Jean Monnet, founder of the European Union
To fully promote all sponsors in accordance with their financial and
cultural aims and intentions
To campaign for the establishment of an EU Arts Council after 2020,
with a
budget vastly greater than the present Culture fund's annual 400m
euros. From 2014, the EU is proposing a budget of 1.8bn€ for a
"Creative Europe" programme, but 900m euros of this will go to audio-
visual and cinema, leaving only 500m€ for "culture" as presently
defined by the Culture fund, which is not much of an increase.
The EU
has always been a predominently economic institution,
and the amount
of money it presently spends on culture is radically
inadequate. The Arts
Council Of England has more money per year for
one country than the
Culture fund has for 27. For culture to fully provide
the unifying European
role it could, EU culture funds have to be radically
increased, and the money
is there, whatever the economic climate. It is
only a question of priorities. At
the moment, twenty European governments
are funding the CERN particle
accelerator to the tune of 664m euros per
year! Why? What good does it do?
All the quantum physicists at CERN have
discovered in 2011 is that Einstein's
Theory Of Relativity could well be
wrong. And as another example, nineteen
European governments
currently fund the European Space Agency and its
ridiculous plans for
a manned space flight to Mars, at a staggering cost of
3.99bn€ per
year. Such twin lunacies must stop, and the European
cultural sector
should be the beneficiary.
To negotiate a starting point, an
EU Arts
Council would need funding of
at least 10bn€ per year, which
in the
overall
Brussels scheme of things remains very little. So how about more?
To support and proselytise the 1957 EU founding Treaty Of Rome clause
for "an ever closer union" of free European peoples.
To act by, promote and reflect the values of the social market
economically, and liberal democracy politically, culturally and artistically.

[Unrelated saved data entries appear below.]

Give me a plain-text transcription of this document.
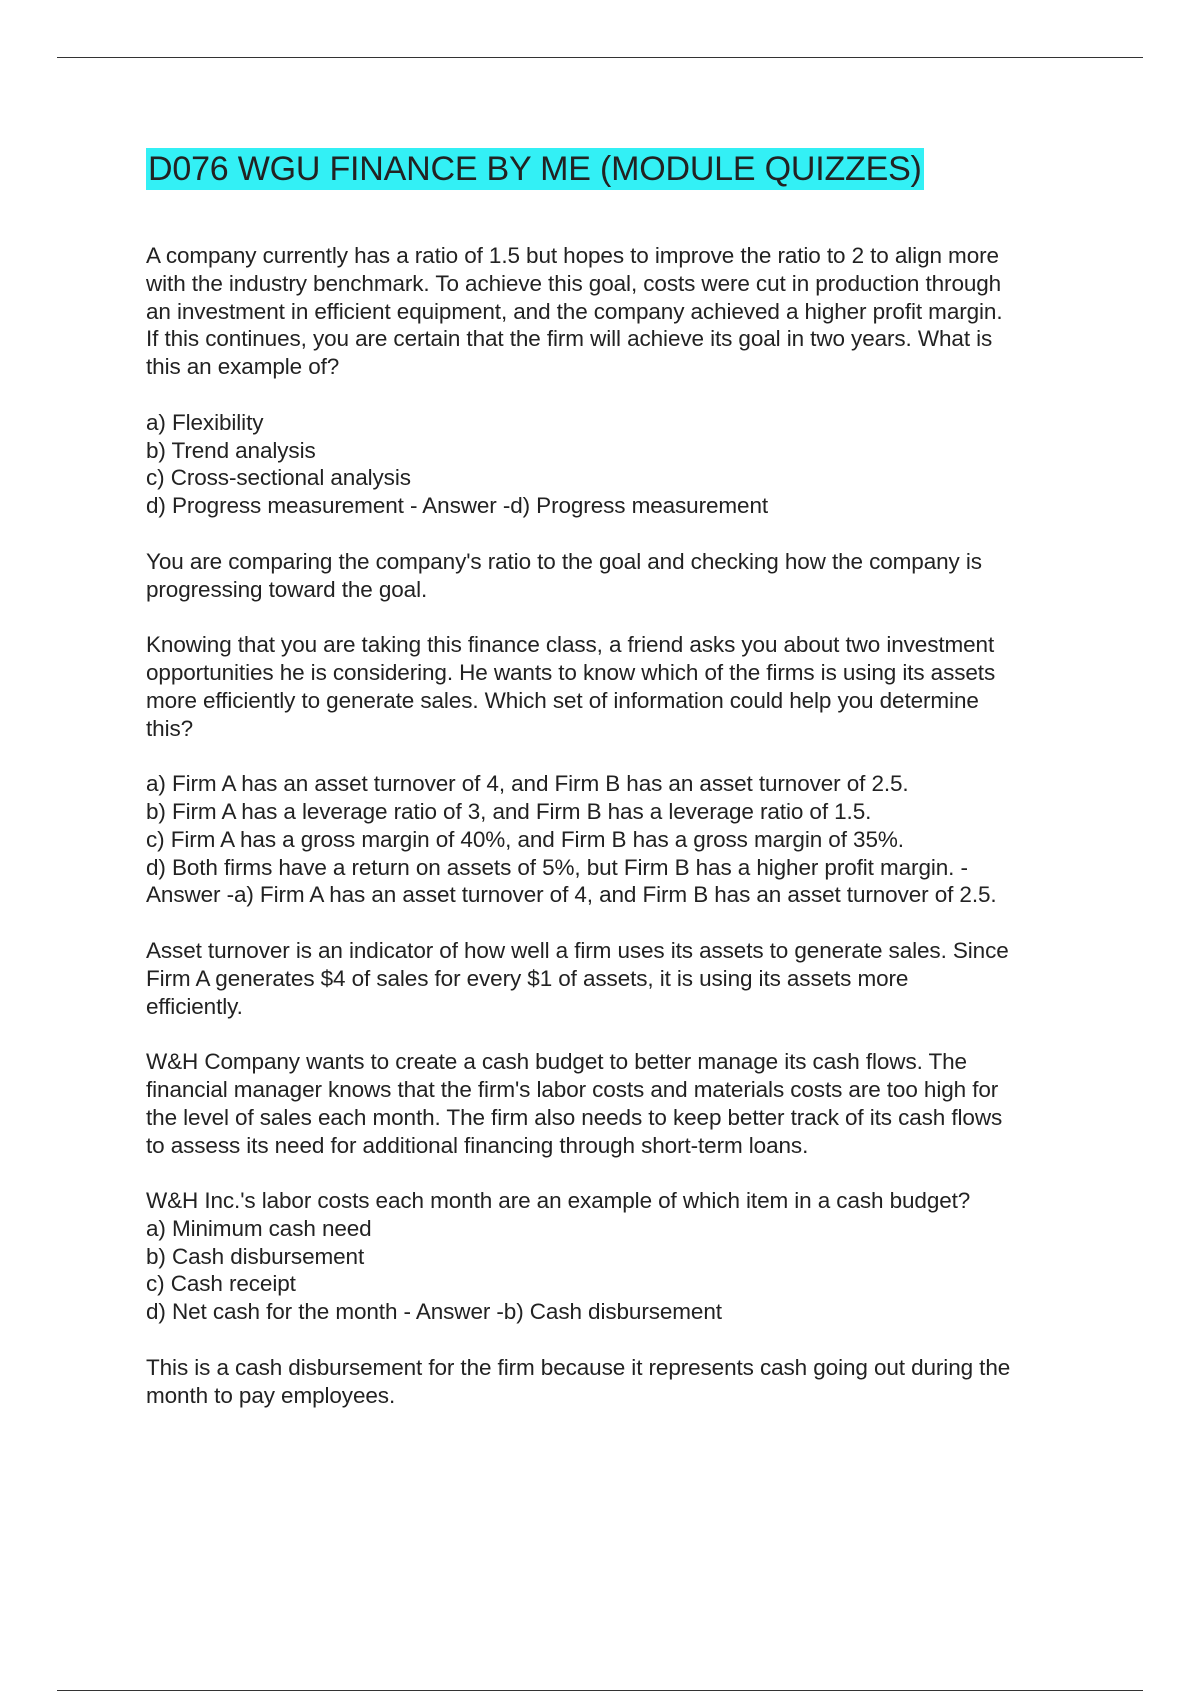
D076 WGU FINANCE BY ME (MODULE QUIZZES)
A company currently has a ratio of 1.5 but hopes to improve the ratio to 2 to align more
with the industry benchmark. To achieve this goal, costs were cut in production through
an investment in efficient equipment, and the company achieved a higher profit margin.
If this continues, you are certain that the firm will achieve its goal in two years. What is
this an example of?
a) Flexibility
b) Trend analysis
c) Cross-sectional analysis
d) Progress measurement - Answer -d) Progress measurement
You are comparing the company's ratio to the goal and checking how the company is
progressing toward the goal.
Knowing that you are taking this finance class, a friend asks you about two investment
opportunities he is considering. He wants to know which of the firms is using its assets
more efficiently to generate sales. Which set of information could help you determine
this?
a) Firm A has an asset turnover of 4, and Firm B has an asset turnover of 2.5.
b) Firm A has a leverage ratio of 3, and Firm B has a leverage ratio of 1.5.
c) Firm A has a gross margin of 40%, and Firm B has a gross margin of 35%.
d) Both firms have a return on assets of 5%, but Firm B has a higher profit margin. -
Answer -a) Firm A has an asset turnover of 4, and Firm B has an asset turnover of 2.5.
Asset turnover is an indicator of how well a firm uses its assets to generate sales. Since
Firm A generates $4 of sales for every $1 of assets, it is using its assets more
efficiently.
W&H Company wants to create a cash budget to better manage its cash flows. The
financial manager knows that the firm's labor costs and materials costs are too high for
the level of sales each month. The firm also needs to keep better track of its cash flows
to assess its need for additional financing through short-term loans.
W&H Inc.'s labor costs each month are an example of which item in a cash budget?
a) Minimum cash need
b) Cash disbursement
c) Cash receipt
d) Net cash for the month - Answer -b) Cash disbursement
This is a cash disbursement for the firm because it represents cash going out during the
month to pay employees.
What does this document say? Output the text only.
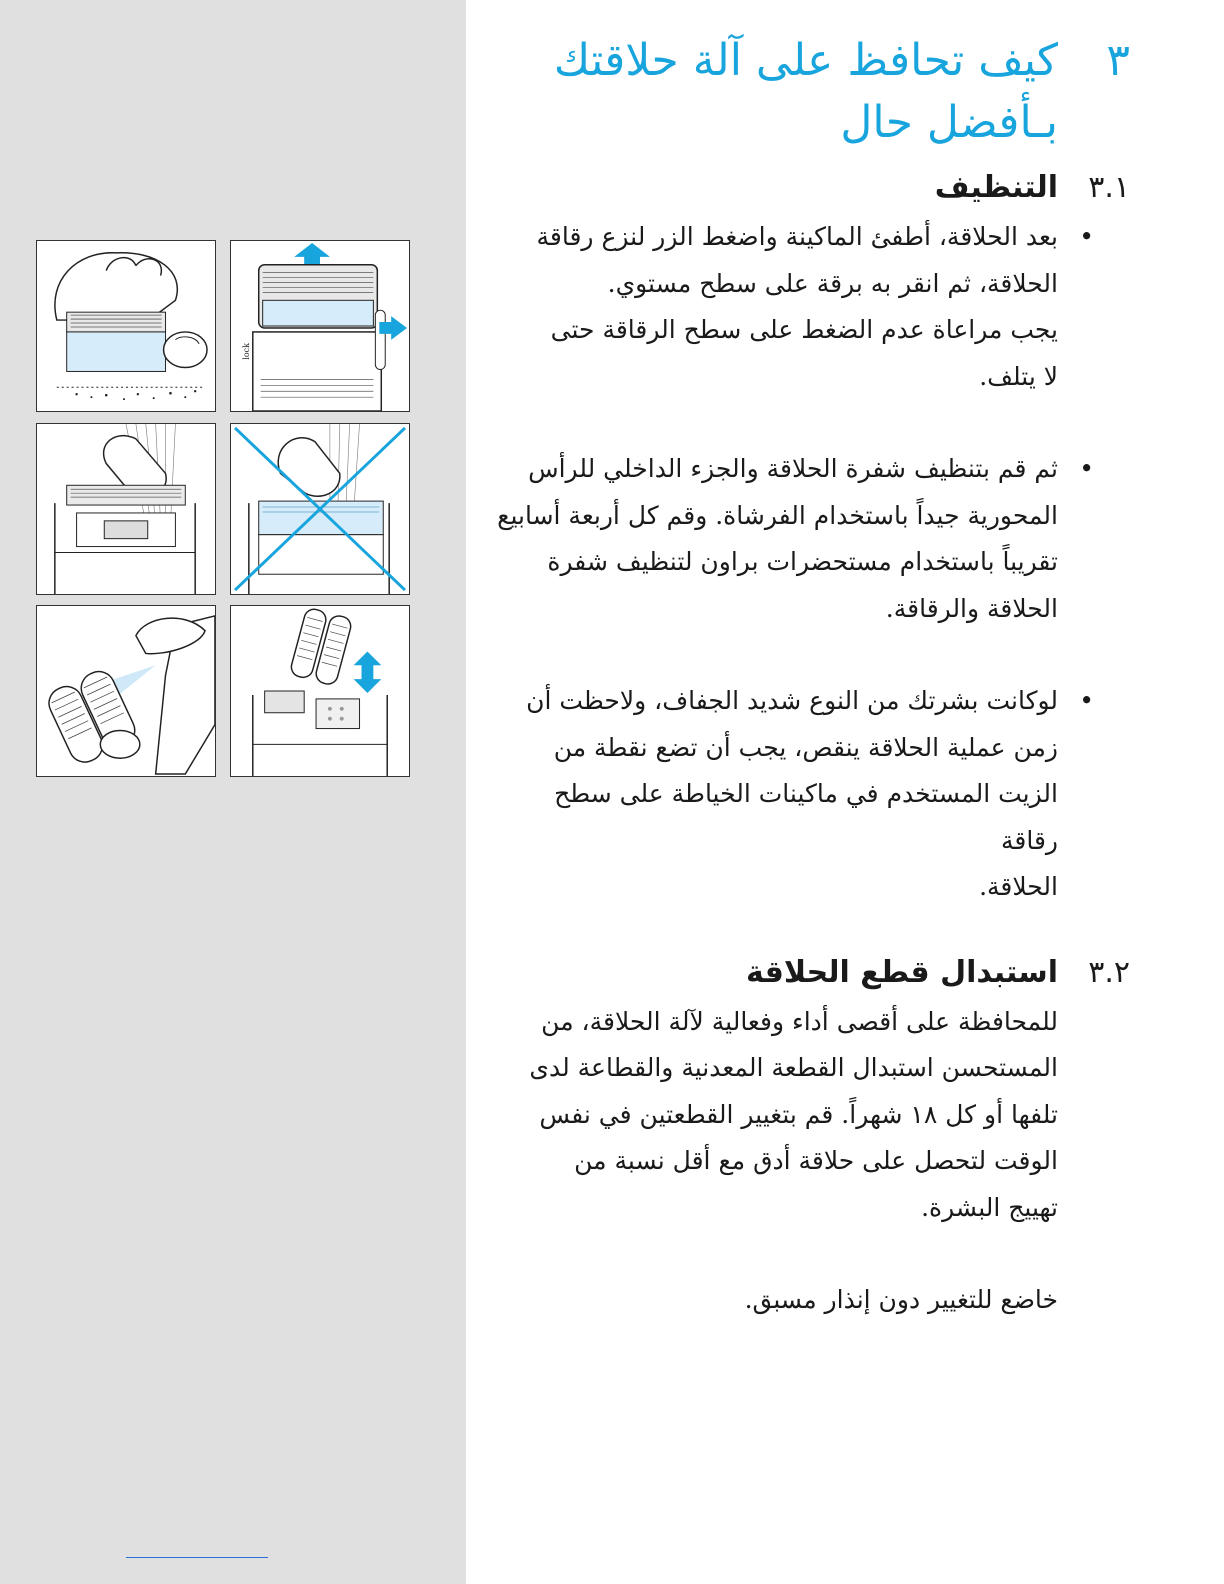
lock
٣
كيف تحافظ على آلة حلاقتك
بـأفضل حال
٣.١
التنظيف
•
بعد الحلاقة، أطفئ الماكينة واضغط الزر لنزع رقاقة
الحلاقة، ثم انقر به برقة على سطح مستوي.
يجب مراعاة عدم الضغط على سطح الرقاقة حتى
لا يتلف.
•
ثم قم بتنظيف شفرة الحلاقة والجزء الداخلي للرأس
المحورية جيداً باستخدام الفرشاة. وقم كل أربعة أسابيع
تقريباً باستخدام مستحضرات براون لتنظيف شفرة
الحلاقة والرقاقة.
•
لوكانت بشرتك من النوع شديد الجفاف، ولاحظت أن
زمن عملية الحلاقة ينقص، يجب أن تضع نقطة من
الزيت المستخدم في ماكينات الخياطة على سطح رقاقة
الحلاقة.
٣.٢
استبدال قطع الحلاقة
للمحافظة على أقصى أداء وفعالية لآلة الحلاقة، من
المستحسن استبدال القطعة المعدنية والقطاعة لدى
تلفها أو كل ١٨ شهراً. قم بتغيير القطعتين في نفس
الوقت لتحصل على حلاقة أدق مع أقل نسبة من
تهييج البشرة.
خاضع للتغيير دون إنذار مسبق.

To promote the cultural and strategic integrity of a Europe free from
undue
American influence. This is particularly relevant to the development
of broad support for common EU foreign and defence policies. The USA
has had undue influence in Europe ever since 1917, and that is quite long
enough.
To develop this web site in as many European languages as can be
funded. Cultural Europe is bigger than the EU's political Europe of 27
languages, since it also includes Serbia, Croatia, Ukraine and European
Russia, that is 31 languages in all.